La commission rappelle, dune part, que ces dispositions font obstacle à la communication de documents dans l'hypothèse où celle-ci est de nature à porter atteinte « au déroulement des procédures engagées devant les juridictions ou d'opérations préliminaires à de telles procédures, sauf autorisation donnée par l'autorité compétente » et, d'autre part, que si la seule circonstance que la communication d’un document administratif soit de nature à affecter les intérêts d’une partie à une procédure juridictionnelle, ou qu’un document ait été transmis à une juridiction dans le cadre d’une instance engagée devant elle, ne fait pas obstacle à la communication de ces documents, est en revanche exclue la communication des documents administratifs, sauf autorisation donnée par l’autorité judiciaire ou par la juridiction administrative compétente, dans l’hypothèse où cette communication risquerait d’empiéter sur les compétences et prérogatives de cette autorité ou de cette juridiction (CE, 21 octobre 2016 n° 380504). Il appartient, dans cette hypothèse, à l’autorité saisie d’une demande de communication de ce document, de déterminer, à la date à laquelle elle se prononce, à moins que l’autorité judiciaire compétente ait donné son accord, si la communication du document sollicité est de nature à porter atteinte au déroulement de procédures juridictionnelles ou d’opérations préliminaires à de telles procédures en empiétant sur les prérogatives de cette autorité.

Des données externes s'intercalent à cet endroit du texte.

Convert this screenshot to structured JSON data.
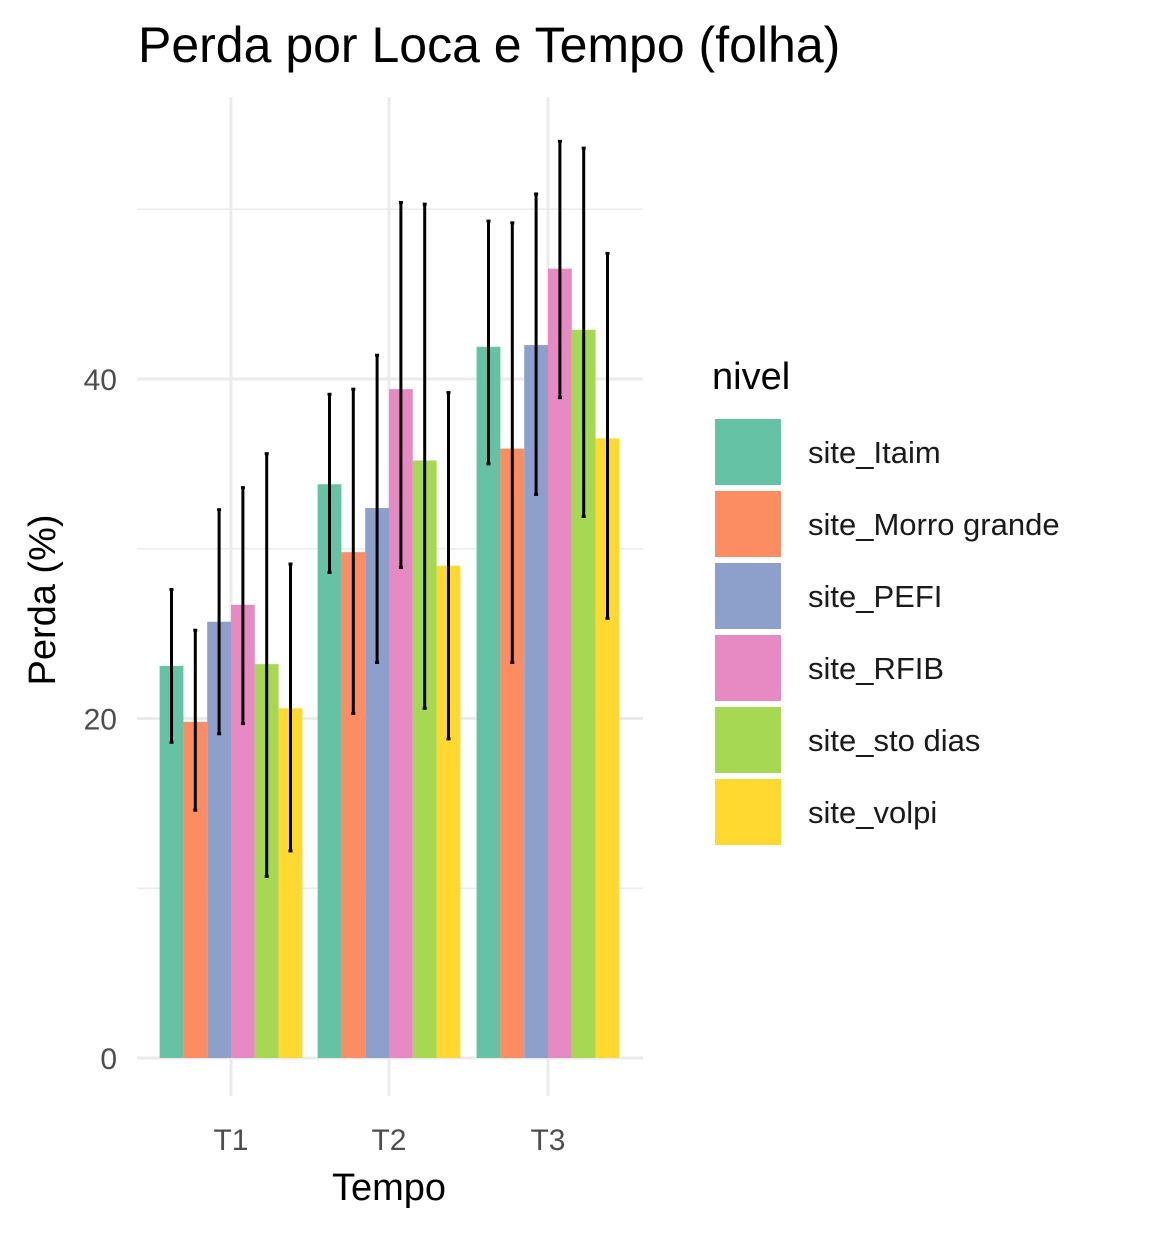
{
  "chart_data": {
    "type": "bar",
    "title": "Perda por Loca e Tempo (folha)",
    "xlabel": "Tempo",
    "ylabel": "Perda (%)",
    "categories": [
      "T1",
      "T2",
      "T3"
    ],
    "ylim": [
      0,
      56
    ],
    "yticks": [
      0,
      20,
      40
    ],
    "y_minor_gridlines": [
      10,
      30,
      50
    ],
    "grid": true,
    "legend": {
      "title": "nivel",
      "placement": "right"
    },
    "series": [
      {
        "name": "site_Itaim",
        "color": "#66c2a5",
        "values": [
          23.1,
          33.8,
          41.9
        ],
        "error_low": [
          18.6,
          28.6,
          35.0
        ],
        "error_high": [
          27.6,
          39.1,
          49.3
        ]
      },
      {
        "name": "site_Morro grande",
        "color": "#fc8d62",
        "values": [
          19.8,
          29.8,
          35.9
        ],
        "error_low": [
          14.6,
          20.3,
          23.3
        ],
        "error_high": [
          25.2,
          39.4,
          49.2
        ]
      },
      {
        "name": "site_PEFI",
        "color": "#8da0cb",
        "values": [
          25.7,
          32.4,
          42.0
        ],
        "error_low": [
          19.1,
          23.3,
          33.2
        ],
        "error_high": [
          32.3,
          41.4,
          50.9
        ]
      },
      {
        "name": "site_RFIB",
        "color": "#e78ac3",
        "values": [
          26.7,
          39.4,
          46.5
        ],
        "error_low": [
          19.7,
          28.9,
          38.9
        ],
        "error_high": [
          33.6,
          50.4,
          54.0
        ]
      },
      {
        "name": "site_sto dias",
        "color": "#a6d854",
        "values": [
          23.2,
          35.2,
          42.9
        ],
        "error_low": [
          10.7,
          20.6,
          31.9
        ],
        "error_high": [
          35.6,
          50.3,
          53.6
        ]
      },
      {
        "name": "site_volpi",
        "color": "#ffd92f",
        "values": [
          20.6,
          29.0,
          36.5
        ],
        "error_low": [
          12.2,
          18.8,
          25.9
        ],
        "error_high": [
          29.1,
          39.2,
          47.4
        ]
      }
    ]
  }
}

En l'espèce, en l'état des informations portées à sa connaissance, la commission estime que le risque d'atteinte au déroulement de la procédure engagée devant le Parquet national financier n'est pas suffisamment caractérisé pour faire obstacle à la communication des documents sollicités. Elle émet donc un avis favorable à la demande, sous les réserves précitées, et elle invite l'autorité saisie à apprécier, pour chacun des documents sollicités, si eu égard aux circonstances particulières tenant notamment au contexte de l’évènement auquel il se rapporte, les informations qu'il contient sont en tout ou partie de nature à porter atteinte au déroulement de la procédure juridictionnelle en empiétant sur les prérogatives de l'autorité judiciaire.
La commission émet donc, sous ces réserves, un avis favorable à la demande.